In recent years, this change in emphasis has seen the boundaries of my interest in history widen to include the twentieth century; in particular the unimaginable horrors of the Holocaust and the slaughter of World War One. Yet although these very difficult subjects are far removed from the invented landscapes of my childhood, my memories of maps and the stories created within them, provide an interesting, and I believe vital counterpoint to my understanding of such subjects. One of the problems with studying the Holocaust (and indeed World War One) is not only the sheer scale of the suffering, but also the fact that often the victims of both are, in the eyes of history, just that: victims. To say otherwise, i.e. to say that they weren’t only victims, is not to take away from the terrible suffering they endured, but rather to emphasise it, to focus our minds; they weren’t only victims, they were people with lives both behind them and ahead of them; pasts that for many were happy. They all had childhoods, and perhaps imagined their own fantasy worlds. Many, caught up in the Holocaust, were still inhabiting them – they were still of course, children.
As I’ve said, as a child, I would walk and imagine myself in my invented landscape, but as I grew older, although I still walked and imagined myself elsewhere, it wasn’t within an invented world that I walked, but rather a real world; that of my home town, Oxford’s past. Of course one might argue that this past was a much a fabrication as the map I drew as a child, but nevertheless, it was constructed from fragments of the past – drawings, paintings, descriptions in books, photographs. I could never know for sure what things looked like, or how it must have been to walk through the city’s streets (for example during the 14th century) but my imagination did its best to conjure a picture. Of course, as well as those things listed above, there are parts of the city which are contemporary with the past and these buildings and streets are particularly important when looking for that which has long since gone; just as I have found in Auschwitz-Birkenau and Ieper.

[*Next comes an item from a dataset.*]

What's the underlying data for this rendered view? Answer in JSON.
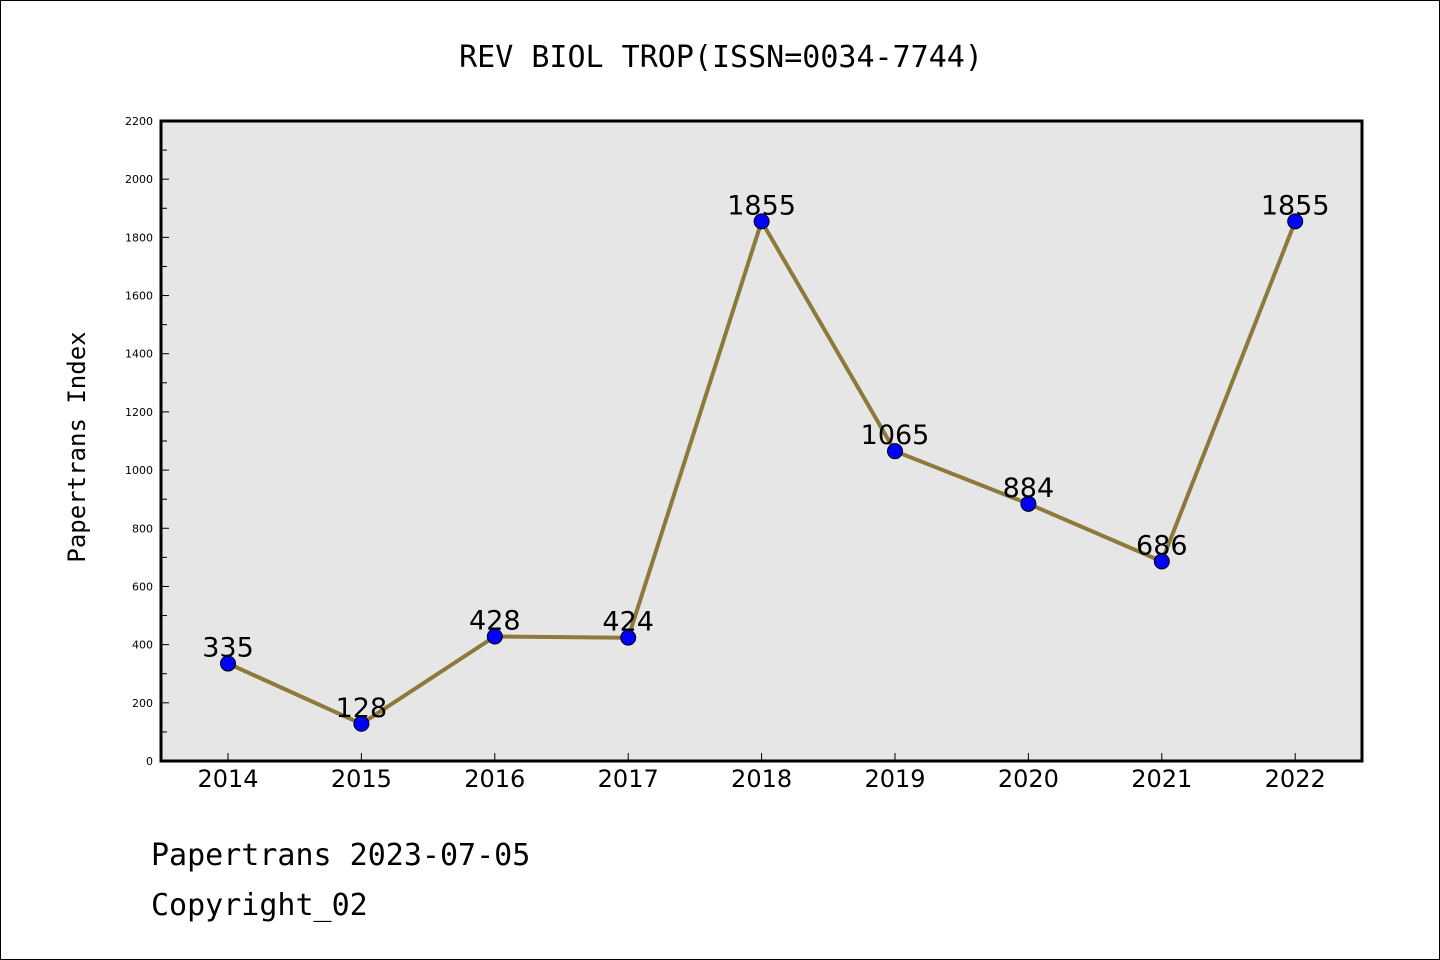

One man who did so much to capture Oxford before much of its past was demolished in the late 18th century was a German artist and musician called John Malchair. His drawings are amongst the most beautiful and indeed haunting images of a city I have seen, particularly his views of Friar Bacon’s study, an unusual edifice which was sadly demolished in 1779.
One particularly poignant drawing (below) shows the remaining arch, when all above it has been taken down.
In my mind, as I walk, I suppose one might say I am often trying to rebuild Friar Bacon’s Study. Walking as a means of remembering then is important to me although it does throw up interesting philosophical questions (which I’ve touched on before) namely, what is it we are remembering when we ‘remember’ events which we ourselves have not experienced. As Paul Ricoeur asks in his book, ‘Memory, History, Forgetting,’ ‘Of what are there memories? Whose memory is it?’.
The invented world I ‘walked in’ as a child was a fiction, an amalgam of all the fragments of an unspoiled landscape which I could see in parts around me. And, in a sense, when ‘remembering’ the past of Malchair’s Oxford, the Great War and the Holocaust, I am creating a fiction of sorts – a world created from fragments; photographs, drawings, letters and documentary evidence. The past becomes my imaginary world.
So what is it which separates the past and my past imaginary landscapes? It is this: it is the theme of this residency; Residue.